Il y a sans cesse chez Peter Sís des portes à forcer pour aller au-delà et ailleurs. Il y a aussi des déterminismes sociaux à vaincre. Tous les enfants qui naissent en même temps que Galilée portent, marquée sur leur lange, leur destinée. Galilée échappe à un tel déterminisme. Christophe Colomb doit forcer son destin pour poursuivre son rêve. Peut-être faut-il voir dans la présence insistante du cercle du zodiaque le rappel des croyances anciennes que le destin de chacun était fixé d'avance. Il y a deux réponses chez Peter Sís à cet abandon fataliste :

  • une réponse poétique : en conclusion du Messager des étoiles, la carte du ciel rend aux constellations leur valeur de légendes (ces figures d'étoiles racontent des histoires depuis la nuit des temps, les hommes y projettent leurs rêves),
  • une réponse ironique dans Les trois clés d'or : le chat a investi toutes figures de l'horloge, les signes du zodiaque, les saisons et les jours. Ne reste plus que sa face souriante.


4-    L'entrée par les personnages et les thèmes"

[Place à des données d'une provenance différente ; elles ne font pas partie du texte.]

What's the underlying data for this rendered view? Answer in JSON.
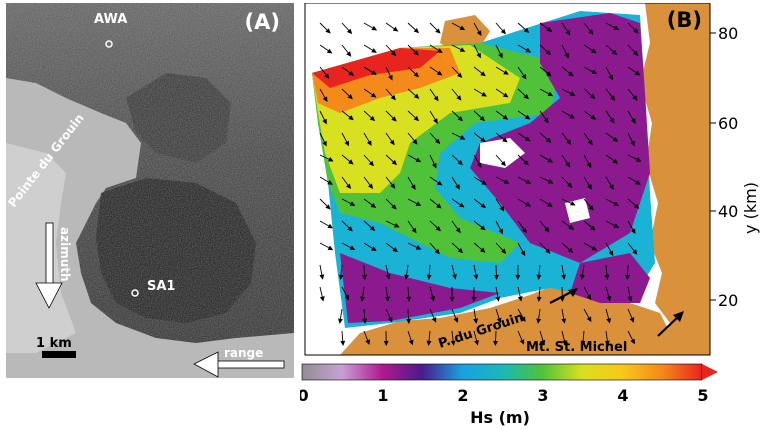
{
  "panel_a": {
    "label": "(A)",
    "station_awa": "AWA",
    "station_sa1": "SA1",
    "place_label": "Pointe du Grouin",
    "azimuth_label": "azimuth",
    "range_label": "range",
    "scale_label": "1 km"
  },
  "panel_b": {
    "label": "(B)",
    "y_axis_label": "y (km)",
    "y_ticks": [
      "80",
      "60",
      "40",
      "20"
    ],
    "place_grouin": "P. du Grouin",
    "place_michel": "Mt. St. Michel",
    "colorbar": {
      "title": "Hs (m)",
      "ticks": [
        "0",
        "1",
        "2",
        "3",
        "4",
        "5"
      ],
      "min": 0,
      "max": 5
    }
  },
  "colors": {
    "land": "#d9913b",
    "sea_low": "#8b1a8f",
    "sea_mid": "#1ab3d6",
    "sea_high": "#e8241e"
  }
}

Ses héros sont d'abord des explorateurs : ils partent découvrir l'autre côté des montagnes, l'île des dragons, l'Amérique ou la mécanique des planètes, le monde arctique, un territoire de l'enfance ou l'univers tibétain " (Pierre Sève)Tous s'inscrivent dans un mouvement, tous ont des frontières réelles ou symboliques à déplacer, des portes à franchir, des chemins à tracer. L'aventure peut être lointaine ou proche, elle peut être physique ou intellectuelle. Vrai ou imaginaire, le voyage est toujours une épreuve.Le voyage, l'aventure naissent d'une vocation, surgissent de l'enfance. Seuls sont sauvés ceux qui gardent cet " esprit d'enfance ", ceux qui poursuivent leur rêve, ceux aussi qui se réconcilient avec leur enfance ou avec la sagesse originelle. L'amateur de dragons peut revenir content de son voyage à l'île de Komodo. Il a vu ce que ses parents ont été incapables de voir.
Le regard de Peter Sís sur le monde des adultes - surtout le monde occidental - est un regard cruel : face aux chercheurs d'or cupides et bernés, aux touristes aveugles et déçus, aux inquisiteurs féroces et bornés, les seules figures positives sont celles des " passeurs ", ceux qui transmettent le témoin, conduisent à la sagesse ou à la vérité ou à la compréhension des autres : le chaman esquimau, le narrateur des Trois clés d'or, les voisins rencontrés par Madlenka…
Au fond, tous les albums de Peter Sís ont bien cette visée : aider les jeunes lecteurs à trouver eux-mêmes ce qui vaut la peine d'être cherché.


 

5-    Du bon usage d'une biographie

Dans Les Trois clés d'or, Peter Sís met en scène le personnage du narrateur, la rencontre sur le pont Charles de l'enfant qu'il fut, les retrouvailles avec le passé. Le livre est né explicitement du déracinement, c'est à dire des circonstances d'une histoire personnelle. De plus, la quête de la maison familiale et des souvenirs d'enfance est dédiée à sa propre fille, Madeleine. Et, dans Madlenka et dans Le Tibet, ce sont les personnages de sa fille et de son père qu'il anime.
Des figures, des événements qui ont bien quelque chose à voir avec la biographie de l'auteur, qui apportent des éclairages ou des explications, dont il faut tenir compte. Il n'est pas inutile de dire aux jeunes lecteurs que le tank immergé dans les eaux de la Vltava renvoie à la répression du " Printemps de Prague ", à la " glaciation " qui en résulte et à l'exil de l'auteur aux Etats-Unis, en 1982. Comme il n'est pas inutile de savoir que la vocation première de Peter Sís fut le cinéma d'animation, que cette vocation se rattache aussi bien à l'influence familiale qu'à la tradition de l'école tchèque de Jiri Trnka, et que quelque chose en est sans doute passée dans la manière de traiter les matériaux et les couleurs, d'animer un récit, de faire vivre une histoire. Encore faut-il ne pas réduire l'œuvre à une saga familiale. Tous ces éléments biographiques sont le terreau dans lequel s'enracine une manière de raconter le monde, de donner à comprendre ce qui est l'expérience de tous : grandir, se passionner pour une idée, chercher ses racines, découvrir les autres, les accepter…. Un univers, et non une vie d'auteur.